En Autorretrato del sombrero nos ofrece una visión sutil y penetrante de sí mismo. Se contempla con mayor objetividad de lo que lo había hecho en el anterior autorretrato del año 49, su mirada ha dejado de ser retadora para convertirse en una mirada alerta e indagadora. Pero no renuncia a la pose que se había mantenido constante desde el primer autorretrato (ahora con todos los atributos de su profesión y en el momento de ejecutarla) y que continuará hasta el último que realiza a finales de los años 70. Equipara fondo y figura sin pérdida de la sensación de espacio. Sensación de espacio que no viene dada por la perspectiva sino por las cualidades del color, (en este caso una paleta de tonalidades verdes tanto para el fondo como para la figura, con la única concesión al rojo del chaleco) y por el trazo del dibujo.

En su permanente trabajo de búsquedas y hallazgos, al terminar la década de los 50, Capuleto rompe con el “espíritu geométrico” que le había acompañado hasta ese momento y camina hacia una figuración lírica, captando el ambiente pero siempre necesitando el gesto expresivo, en un intento de volver a definir una “pintura pura” que no renuncie a la referencia figurativa sino que se alíe con ella. Este es el caso de Pájaro Muerto que, aun apoyándose en ciertas líneas que dibujan la mesa, renuncia al nítido dibujo de sus obras anteriores, usando la mancha de color para dar forma a los objetos.
Por este camino llegará a un periodo más abstracto en su última época. Retoma el mismo principio creativo, pero a través de la construcción del cuadro sin otro énfasis expresivo que el que la forma-color posea por sí misma, en sus sucesivas variaciones. Una muestra de esto la tenemos en Mesa y Florero, aquí el principio constructivo de la forma-color es evidente. Casi podríamos decir que es una pintura abstracta que metamorfosea en un momento dado para introducir en ella alusiones a la realidad, a la que no renuncia en ningún momento.

En esta obra, perteneciente a la década del 90, demuestra que la división de la tela en campos de color podía efectuarse sin renunciar a la presencia de una verdad visual. Utiliza, además, unas texturas y unos empastes de color diferentes en cada parte de la obra. El contraste de los valores cromáticos –si es utilizado con inteligencia pictórica- es suficiente para crear una sensación espacial. Intentando una síntesis entre esa herencia plástica y una aspiración al lirismo logra un efecto plásticamente inmediato, casi táctil, mediante elementos pictóricos simples sin ningún artificio anecdótico. Planos y colores compuestos para hacer aparecer las figuras.

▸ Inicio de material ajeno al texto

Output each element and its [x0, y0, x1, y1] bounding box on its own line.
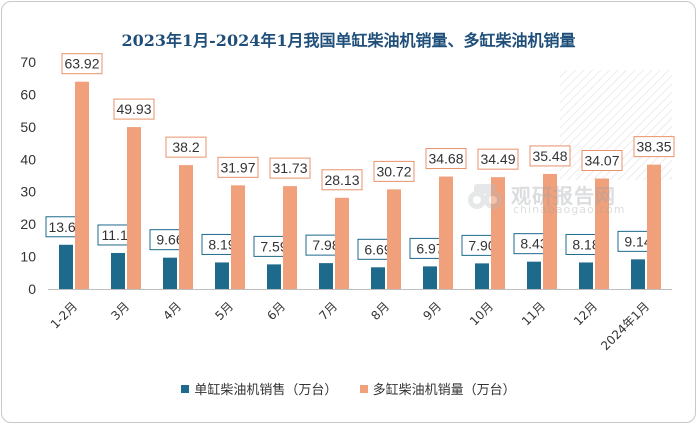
legend-swatch-single-cylinder [181, 384, 190, 393]
x-category-label: 1-2月 [48, 299, 80, 331]
x-category-label: 8月 [368, 299, 392, 323]
bar-single-cylinder [631, 259, 645, 289]
bar-single-cylinder [267, 264, 281, 289]
data-label-multi: 30.72 [376, 163, 411, 179]
bar-single-cylinder [579, 262, 593, 289]
data-label-single: 8.18 [572, 236, 599, 252]
bar-single-cylinder [423, 266, 437, 289]
data-label-single: 8.19 [208, 236, 235, 252]
bar-multi-cylinder [283, 186, 297, 289]
x-category-label: 5月 [212, 299, 236, 323]
y-tick-label: 40 [20, 151, 36, 167]
data-label-single: 6.69 [364, 241, 391, 257]
x-category-label: 9月 [420, 299, 444, 323]
data-label-box-multi [113, 98, 155, 120]
y-tick-label: 60 [20, 86, 36, 102]
data-label-box-multi [269, 157, 311, 179]
data-label-single: 9.66 [156, 232, 183, 248]
bar-single-cylinder [319, 263, 333, 289]
data-label-box-multi [165, 136, 207, 158]
chart-title: 2023年1月-2024年1月我国单缸柴油机销量、多缸柴油机销量 [121, 31, 576, 50]
bar-multi-cylinder [543, 173, 557, 289]
bar-single-cylinder [163, 257, 177, 289]
data-label-single: 7.59 [260, 238, 287, 254]
data-label-multi: 31.97 [220, 159, 255, 175]
x-category-label: 12月 [571, 299, 600, 328]
data-label-single: 13.64 [48, 219, 83, 235]
x-category-label: 10月 [467, 299, 496, 328]
bar-multi-cylinder [647, 164, 661, 289]
data-label-box-multi [61, 53, 103, 75]
data-label-box-multi [529, 145, 571, 167]
bar-multi-cylinder [179, 165, 193, 289]
x-category-label: 2024年1月 [598, 299, 652, 353]
data-label-multi: 34.49 [480, 151, 515, 167]
bar-multi-cylinder [595, 178, 609, 289]
legend-item-multi-cylinder: 多缸柴油机销量（万台） [359, 379, 516, 398]
data-label-multi: 34.68 [428, 151, 463, 167]
y-tick-label: 20 [20, 216, 36, 232]
bar-multi-cylinder [439, 176, 453, 289]
x-category-label: 3月 [108, 299, 132, 323]
data-label-single: 7.90 [468, 237, 495, 253]
y-tick-label: 10 [20, 249, 36, 265]
data-label-box-multi [477, 148, 519, 170]
x-category-label: 11月 [519, 299, 548, 328]
data-label-box-multi [321, 169, 363, 191]
data-label-multi: 38.35 [636, 139, 671, 155]
data-label-single: 9.14 [624, 233, 651, 249]
bar-single-cylinder [527, 261, 541, 289]
data-label-multi: 49.93 [116, 101, 151, 117]
bar-multi-cylinder [127, 127, 141, 290]
bar-single-cylinder [371, 267, 385, 289]
y-tick-label: 30 [20, 184, 36, 200]
data-label-single: 7.98 [312, 237, 339, 253]
bar-multi-cylinder [231, 185, 245, 289]
data-label-single: 8.43 [520, 236, 547, 252]
legend-item-single-cylinder: 单缸柴油机销售（万台） [181, 379, 337, 398]
y-tick-label: 0 [28, 281, 36, 297]
x-category-label: 7月 [316, 299, 340, 323]
data-label-multi: 35.48 [532, 148, 567, 164]
data-label-box-multi [373, 160, 415, 182]
legend-label-single-cylinder: 单缸柴油机销售（万台） [194, 383, 338, 398]
x-category-label: 4月 [160, 299, 184, 323]
bar-multi-cylinder [491, 177, 505, 289]
bar-single-cylinder [215, 262, 229, 289]
bar-single-cylinder [475, 263, 489, 289]
bar-multi-cylinder [75, 81, 89, 289]
data-label-box-multi [425, 148, 467, 170]
data-label-box-multi [633, 136, 675, 158]
legend-swatch-multi-cylinder [359, 384, 368, 393]
data-label-single: 11.11 [102, 227, 135, 243]
data-label-multi: 38.2 [172, 139, 199, 155]
legend-label-multi-cylinder: 多缸柴油机销量（万台） [372, 383, 516, 398]
x-category-label: 6月 [264, 299, 288, 323]
data-label-multi: 28.13 [324, 172, 359, 188]
bar-multi-cylinder [387, 189, 401, 289]
data-label-box-multi [581, 150, 623, 172]
data-label-single: 6.97 [416, 240, 443, 256]
data-label-multi: 34.07 [584, 153, 619, 169]
bar-single-cylinder [59, 244, 73, 289]
data-label-box-multi [217, 156, 259, 178]
data-label-multi: 31.73 [272, 160, 307, 176]
y-tick-label: 50 [20, 119, 36, 135]
data-label-multi: 63.92 [64, 56, 99, 72]
y-tick-label: 70 [20, 54, 36, 70]
bar-single-cylinder [111, 252, 125, 289]
chart-legend: 单缸柴油机销售（万台） 多缸柴油机销量（万台） [0, 379, 697, 398]
bar-multi-cylinder [335, 197, 349, 289]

No procede en esta última época de la realidad a la abstracción sino que los elementos pictóricos de sus composiciones (volúmenes, manchas, etc.) se transforman en cabezas, frutas, peces, etc., recreando de esta forma a la naturaleza, pero sin perder de vista la realidad-pintura que le había servido de apoyo. En la colección de José Manuel Marín tenemos un ejemplo en Naturaleza muerta sobre periódico realizada tras una comida con algunos amigos pintores, aunque en este caso sea solo un esbozo, casi un guiño a ese modo de pintar de su última época.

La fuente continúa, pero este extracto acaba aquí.